As I sat in my stand this past deer season, it dawned on me what I had been missing over the last several years.
Having just bid on a new shift at work, I find myself with fifty-two more days off a year and a lot more time on my hands. I took the first weekend of December off which gave me six days in a row to myself. Awesome.
I spent four of those days in the timber, with my seventeen year old daughter alongside for a few hours as her busy schedule permitted. On one of the colder mornings, I left the stand a little early to walk and warm up. As I walked along the lower bottom ground where the wind wasn't chipping away at my face, I was drawn to a spot where a drainage ditch crossed the middle of the field, from one patch of timber to another. I felt compelled to sit in this spot as if someone was telling me to do so. By this time I was warming up more than I wanted to anyway and my stomach was growling for a snack.
I sat down and opened my pack and started nibbling away on some crackers. As I looked out across the field, now wide open and harvested, I visualized the landscape as it stood nearly twenty years ago when I first started hunting this ground.
I could see the big brush piles in the middle of the field which were pushed up after clearing some of the trees away to plant more crops. I could see the group of my family and friends huddled together organizing a plan to drive the deer out of the timber towards the brush piles where someone would be anxiously waiting.

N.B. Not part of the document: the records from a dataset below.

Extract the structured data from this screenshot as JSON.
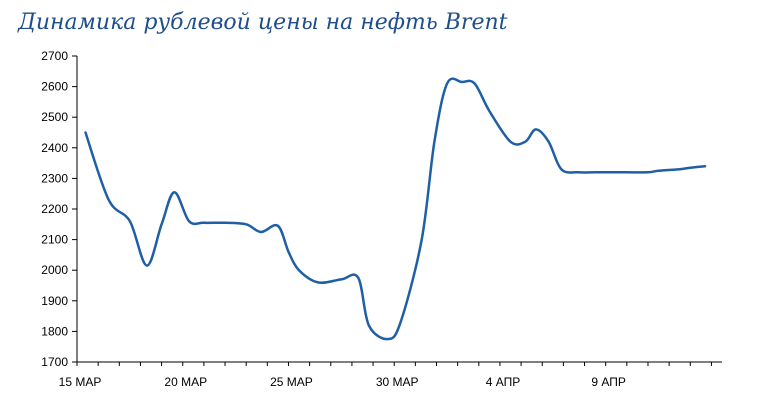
{
  "chart_data": {
    "type": "line",
    "title": "Динамика рублевой цены на нефть Brent",
    "xlabel": "",
    "ylabel": "",
    "ylim": [
      1700,
      2700
    ],
    "yticks": [
      "2700",
      "2600",
      "2500",
      "2400",
      "2300",
      "2200",
      "2100",
      "2000",
      "1900",
      "1800",
      "1700"
    ],
    "xticks": [
      "15 МАР",
      "20 МАР",
      "25 МАР",
      "30 МАР",
      "4 АПР",
      "9 АПР"
    ],
    "xrange_days": [
      0,
      30.5
    ],
    "grid": false,
    "legend": "none",
    "line_color": "#1f5fa6",
    "series": [
      {
        "x": [
          0.4,
          1.5,
          2.5,
          3.3,
          4.0,
          4.6,
          5.3,
          6.0,
          7.0,
          8.0,
          8.7,
          9.5,
          10.0,
          10.5,
          11.4,
          12.5,
          13.3,
          13.8,
          14.7,
          15.3,
          16.3,
          16.9,
          17.5,
          18.2,
          18.8,
          19.5,
          20.5,
          21.2,
          21.7,
          22.3,
          22.9,
          23.7,
          24.5,
          25.3,
          26.0,
          27.0,
          27.5,
          28.5,
          29.0,
          29.7
        ],
        "y": [
          2450,
          2230,
          2160,
          2015,
          2150,
          2255,
          2160,
          2155,
          2155,
          2150,
          2125,
          2145,
          2060,
          2000,
          1960,
          1970,
          1975,
          1820,
          1775,
          1830,
          2100,
          2420,
          2610,
          2615,
          2610,
          2520,
          2420,
          2420,
          2460,
          2420,
          2330,
          2320,
          2320,
          2320,
          2320,
          2320,
          2325,
          2330,
          2335,
          2340
        ]
      }
    ]
  }
}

I remembered how we all wanted to be the guy sitting on the brush pile. As I looked closer, I could see my late father-in-law clambering up onto the top of the pile and situating himself as comfortably as possible. I remembered how his nose and cheeks were rosy red from the wind and how he had bundled himself in a big pair of olive green coveralls with a zip up orange vest. I could see the old smooth barrel shotgun in his hands, a shotgun handed down to him by his late father who carried the same name.
I saw myself walking through the strip of timber towards my father-in-law, nearing the edge of the field without seeing a thing when all of a sudden a shot rang out followed shortly thereafter by an excited yell coming from the brush pile. My adrenaline surged and I hurriedly stepped out of the timber into the field, where my father-in-law was standing over one of the biggest bodied does I had ever seen. The excitement in his voice and on his face contagiously drew us all to him and we listened to his story leading up to the shot.
I could see this.
I found it hard to look away from that spot but I was then drawn to my right to see my late father sitting in a camouflage hunting chair near the gate entrance to the field. I remembered how he was bundled in a big pair of jet black nylon coveralls with an orange vest I had given him because he hadn't deer hunted in years.
I remember lending him the gun he carried, an old Remington 870 Wingmaster which he won in a raffle at work and gave to me when I was thirteen. A million dollars couldn't take that gun away from me. I remembered jumping a big buck and doe and watching them walk behind him just out of range. And I remember how we excitedly talked about the day even though we didn't harvest a deer.
At this point I was finding it hard to get back on my feet. As I sat there, looking at this spot, my eyes became entranced in a motionless stare. My chest rose and I felt my lungs fill with cold air followed shortly thereafter by a deep sigh. It was a sigh of both sadness and happiness. It was a sigh that said, "I want those days back."
I had sat there long enough that I should have been colder than before but in a divine way I'm sure, I was as warm as I could be. I felt a sense of peace and tranquility surrounding me and I came to realize even more how much deer hunting actually means to me.
Having been invited to hunt in other areas over the last several years, I continue to find myself drawn to this spot. This spot is so much more than just a piece of land to hunt on. This is sacred ground.